Editor:
Recent news stories (“CR Accreditation in Peril,” Blog Jammin, Feb. 9) about the accreditation and budget problems at College of the Redwoods don’t tell the whole story. Since the 2008-2009 school year, the number of administrators employed by the college has grown from 14 to 22. The college’s spending on its administrators’ salaries has increased 58 percent in the past two years. While the administration budget was growing at this healthy clip in the middle of the worst recession since the 1930s, the total salaries paid to tenure-track and tenured faculty at the college decreased by 7 percent in the same time frame. Recently, the college opened satellite campuses in McKinleyville and Garberville. The Garberville campus has cost the college over a million dollars and has never had more than 10 students. These two satellite campuses have never made financial sense, and a prudent administration would not have opened them.

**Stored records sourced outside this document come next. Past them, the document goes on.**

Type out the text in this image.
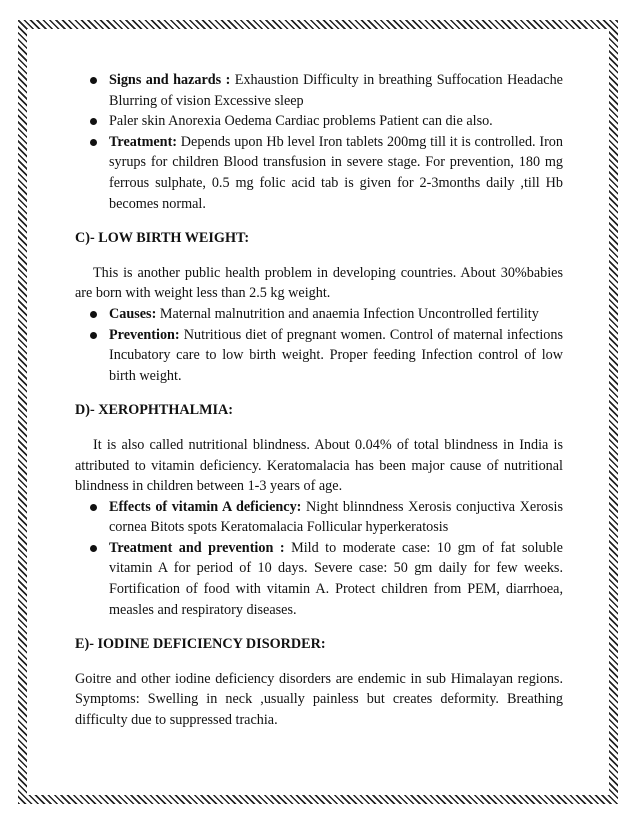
Signs and hazards : Exhaustion Difficulty in breathing Suffocation Headache Blurring of vision Excessive sleep
Paler skin Anorexia Oedema Cardiac problems Patient can die also.
Treatment: Depends upon Hb level Iron tablets 200mg till it is controlled. Iron syrups for children Blood transfusion in severe stage. For prevention, 180 mg ferrous sulphate, 0.5 mg folic acid tab is given for 2-3months daily ,till Hb becomes normal.

C)- LOW BIRTH WEIGHT:

This is another public health problem in developing countries. About 30%babies are born with weight less than 2.5 kg weight.

Causes: Maternal malnutrition and anaemia Infection Uncontrolled fertility
Prevention: Nutritious diet of pregnant women. Control of maternal infections Incubatory care to low birth weight. Proper feeding Infection control of low birth weight.

D)- XEROPHTHALMIA:

It is also called nutritional blindness. About 0.04% of total blindness in India is attributed to vitamin deficiency. Keratomalacia has been major cause of nutritional blindness in children between 1-3 years of age.

Effects of vitamin A deficiency: Night blinndness Xerosis conjuctiva Xerosis cornea Bitots spots Keratomalacia Follicular hyperkeratosis
Treatment and prevention : Mild to moderate case: 10 gm of fat soluble vitamin A for period of 10 days. Severe case: 50 gm daily for few weeks. Fortification of food with vitamin A. Protect children from PEM, diarrhoea, measles and respiratory diseases.

E)- IODINE DEFICIENCY DISORDER:

Goitre and other iodine deficiency disorders are endemic in sub Himalayan regions. Symptoms: Swelling in neck ,usually painless but creates deformity. Breathing difficulty due to suppressed trachia.
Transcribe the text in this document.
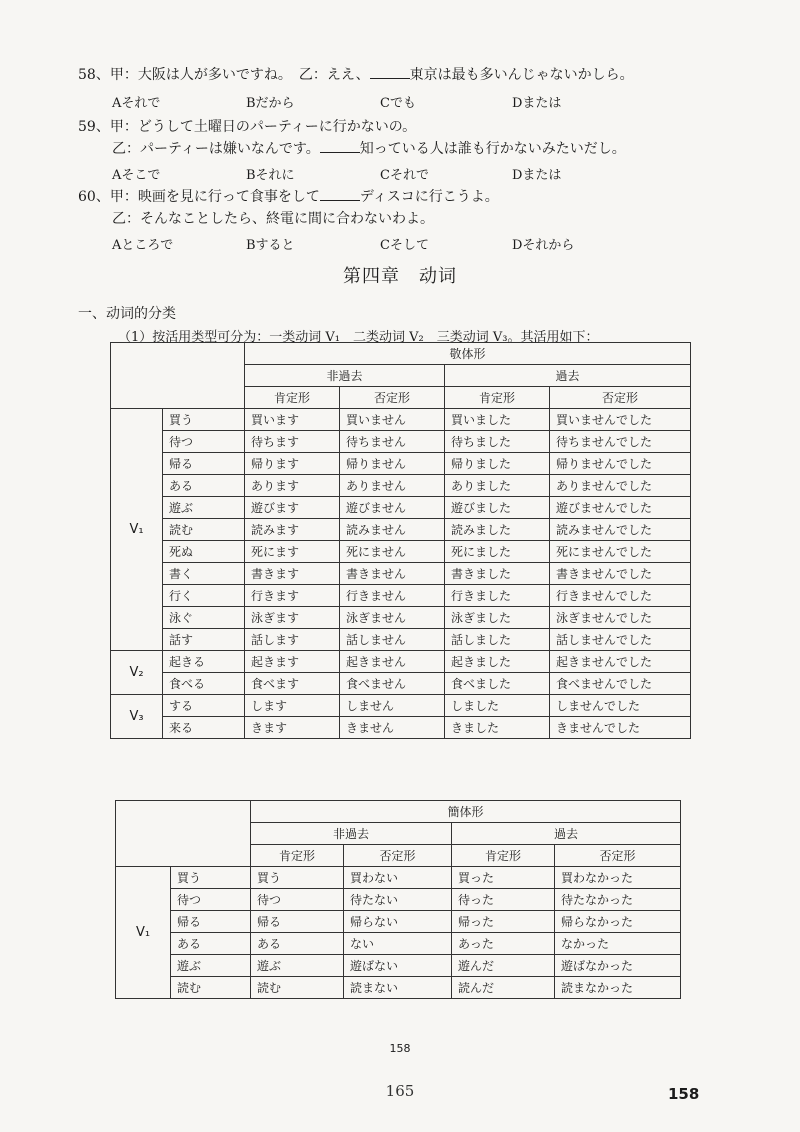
58、甲：大阪は人が多いですね。　乙：ええ、	東京は最も多いんじゃないかしら。
Aそれで	Bだから	Cでも	Dまたは
59、甲：どうして土曜日のパーティーに行かないの。
乙：パーティーは嫌いなんです。	知っている人は誰も行かないみたいだし。
Aそこで	Bそれに	Cそれで	Dまたは
60、甲：映画を見に行って食事をして	ディスコに行こうよ。
乙：そんなことしたら、終電に間に合わないわよ。
Aところで	Bすると	Cそして	Dそれから
第四章　动词
一、动词的分类
（1）按活用类型可分为：一类动词 V₁　二类动词 V₂　三类动词 V₃。其活用如下：
		敬体形			
		非過去		過去	
		肯定形	否定形	肯定形	否定形
V₁	買う	買います	買いません	買いました	買いませんでした
	待つ	待ちます	待ちません	待ちました	待ちませんでした
	帰る	帰ります	帰りません	帰りました	帰りませんでした
	ある	あります	ありません	ありました	ありませんでした
	遊ぶ	遊びます	遊びません	遊びました	遊びませんでした
	読む	読みます	読みません	読みました	読みませんでした
	死ぬ	死にます	死にません	死にました	死にませんでした
	書く	書きます	書きません	書きました	書きませんでした
	行く	行きます	行きません	行きました	行きませんでした
	泳ぐ	泳ぎます	泳ぎません	泳ぎました	泳ぎませんでした
	話す	話します	話しません	話しました	話しませんでした
V₂	起きる	起きます	起きません	起きました	起きませんでした
	食べる	食べます	食べません	食べました	食べませんでした
V₃	する	します	しません	しました	しませんでした
	来る	きます	きません	きました	きませんでした
		簡体形			
		非過去		過去	
		肯定形	否定形	肯定形	否定形
V₁	買う	買う	買わない	買った	買わなかった
	待つ	待つ	待たない	待った	待たなかった
	帰る	帰る	帰らない	帰った	帰らなかった
	ある	ある	ない	あった	なかった
	遊ぶ	遊ぶ	遊ばない	遊んだ	遊ばなかった
	読む	読む	読まない	読んだ	読まなかった
158
165	158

One of the issues in the college’s accreditation fiasco is the lack of strategic planning. Currently, the college is in violation of the 50 percent rule, a state law that requires that at least 50 percent of the budget be spent on instruction of students. The purpose of this rule is to prevent colleges from becoming top-heavy with administrators. Due to a lack of sound planning and years of profligate spending, budget cuts are on the way. The Board of Trustees’ proposed solution: Lay off teaching faculty. This will aggravate the college’s violation of the 50 percent rule and make it more top heavy with administrators. Why not instead lay off the eight administrators added in the past three years and close the Garberville and McKinleyville campuses?
Peter Martin, Trinidad
This article appears in Burned by the Wait.

Big head small heart!
Top Heavy? try incompetent heavy…
The statement, ” The Board of Trustees’ proposed solution: Lay off teaching faculty” is incorrect. Due to the severity of the budget cuts and not knowing the results of the tax bill, CR needs to be prepared to take steps. One step MIGHT be laying off faculty. CRFO (the faculty union) requires formal notification of the POSSIBILITY of faculty layoffs, and IF that is to be one of the solutions, notice must be given by March 15. There are no contingency options with the union. Part of the budget solution is to engage everyone in finding solutions, to avoid the layoff of any employees at CR. This might well include layoff of administrators.

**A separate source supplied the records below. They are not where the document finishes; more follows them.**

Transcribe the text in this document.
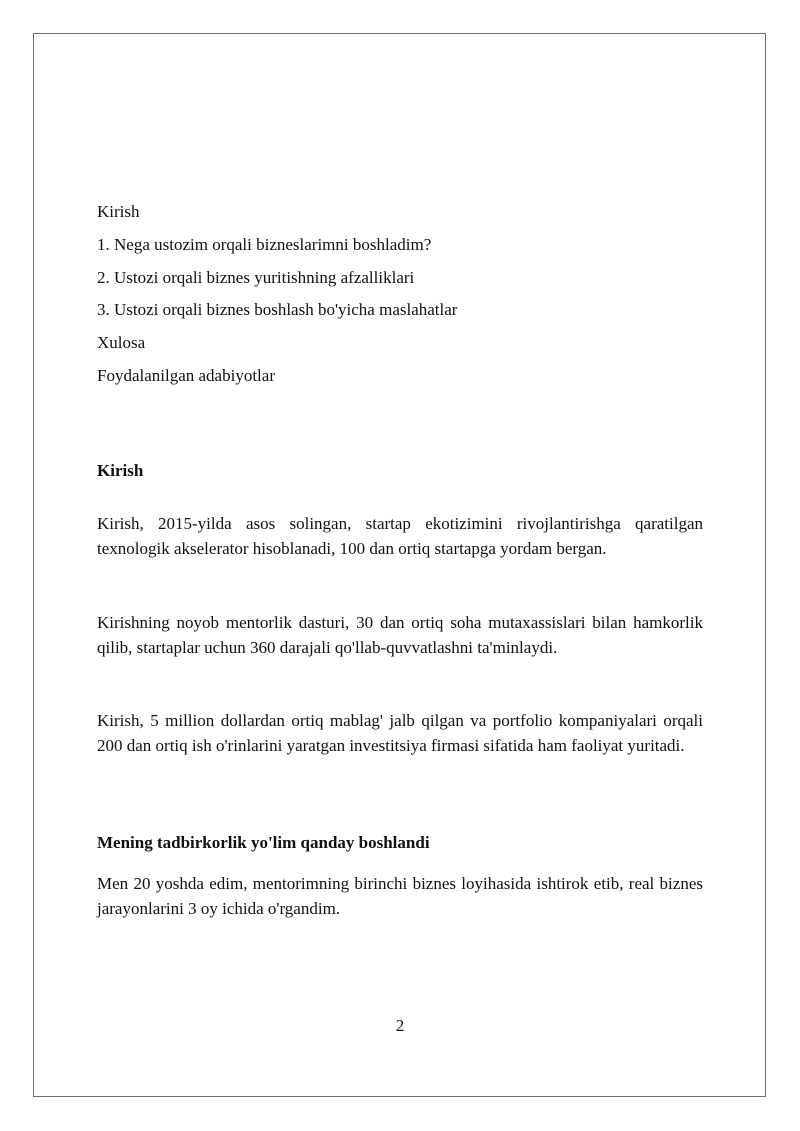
Kirish
1. Nega ustozim orqali bizneslarimni boshladim?
2. Ustozi orqali biznes yuritishning afzalliklari
3. Ustozi orqali biznes boshlash bo'yicha maslahatlar
Xulosa
Foydalanilgan adabiyotlar
Kirish
Kirish, 2015-yilda asos solingan, startap ekotizimini rivojlantirishga qaratilgan texnologik akselerator hisoblanadi, 100 dan ortiq startapga yordam bergan.
Kirishning noyob mentorlik dasturi, 30 dan ortiq soha mutaxassislari bilan hamkorlik qilib, startaplar uchun 360 darajali qo'llab-quvvatlashni ta'minlaydi.
Kirish, 5 million dollardan ortiq mablag' jalb qilgan va portfolio kompaniyalari orqali 200 dan ortiq ish o'rinlarini yaratgan investitsiya firmasi sifatida ham faoliyat yuritadi.
Mening tadbirkorlik yo'lim qanday boshlandi
Men 20 yoshda edim, mentorimning birinchi biznes loyihasida ishtirok etib, real biznes jarayonlarini 3 oy ichida o'rgandim.
2
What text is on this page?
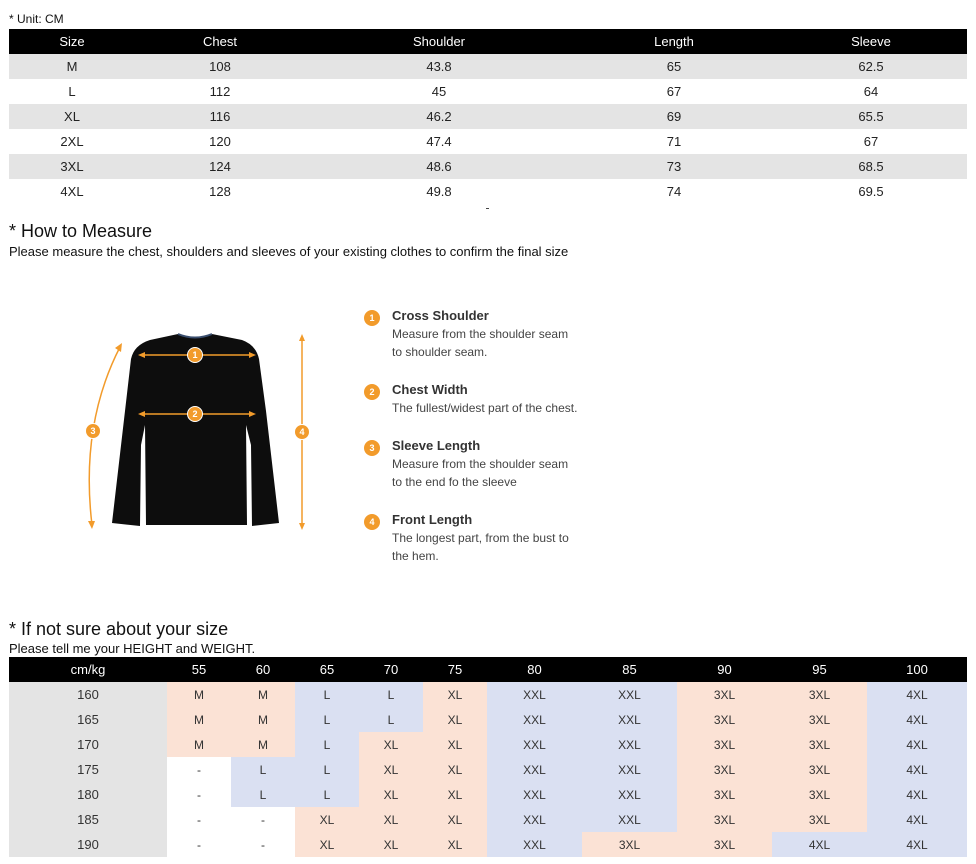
* Unit: CM
Size	Chest	Shoulder	Length	Sleeve
M	108	43.8	65	62.5
L	112	45	67	64
XL	116	46.2	69	65.5
2XL	120	47.4	71	67
3XL	124	48.6	73	68.5
4XL	128	49.8	74	69.5
* How to Measure

Please measure the chest, shoulders and sleeves of your existing clothes to confirm the final size

1
2
3	4
1	Cross Shoulder
Measure from the shoulder seam
to shoulder seam.
2	Chest Width
The fullest/widest part of the chest.
3	Sleeve Length
Measure from the shoulder seam
to the end fo the sleeve
4	Front Length
The longest part, from the bust to
the hem.
* If not sure about your size

Please tell me your HEIGHT and WEIGHT.

cm/kg	55	60	65	70	75	80	85	90	95	100
160	M	M	L	L	XL	XXL	XXL	3XL	3XL	4XL
165	M	M	L	L	XL	XXL	XXL	3XL	3XL	4XL
170	M	M	L	XL	XL	XXL	XXL	3XL	3XL	4XL
175	-	L	L	XL	XL	XXL	XXL	3XL	3XL	4XL
180	-	L	L	XL	XL	XXL	XXL	3XL	3XL	4XL
185	-	-	XL	XL	XL	XXL	XXL	3XL	3XL	4XL
190	-	-	XL	XL	XL	XXL	3XL	3XL	4XL	4XL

Close the campus and completely start fresh. Fire off everybody and get people who want to teach and work in the school.
Hello! Check this out. Average salary of CR faculty is 92K plus. One of the highest in the state. More than HSU!!
Albert,
You should check out the salaries of administrators and the ratio of administrators to full-time faculty. And, if you do the comparison with other state ccs, faculty at CR lie just about in the middle of the salary average. I think most intelligent people have come to reject the age-old argument that teachers are overpaid for what they do.
Sorry. Average administrator salary is 105K for 12 months. The school year is 9 months? So the 92K for 9 months is equal to 122K for 12 months. Faculty are overpaid. You academics can go ahead and do all the ratios to please only you. 9th rank in a state of over 100 cc’s does not make it middle of the pack. Source is the public data mart.
Cris,
We all understand about the union timelines and requirements. We all understand about the IF’s and the MIGHT’s and the possibilities. However, NO ONE in any leadership position at the college has EVER said anything to anyone at any time about the possibilities that ALL employees might have to make sacrifices, or that some administrators might need to take a pay cut or get laid off, or that we should try to do everything we can to avoid layoffs of ANY employees. That used to be clearly and frequenlty stated by our trustees and by various presidents over the years. They understood the value of CR to the community, not just as a college, but as an employer of high quality staff at all levels. So to hear, over and over, that we need to prepare for faculty layoffs, of course that’s going to make people, and especially faculty, a bit nervous to say the least!
forget the layoffs, get rid of all that dead weight!
Looks like the board will protect faculty. Only staff and administrators will get pink slips. All is forgiven. This is the best board!!! Hope you serve for ever and ever and ever…..Way to get rid of dead weight!!!! Pun intended!!!!!!!!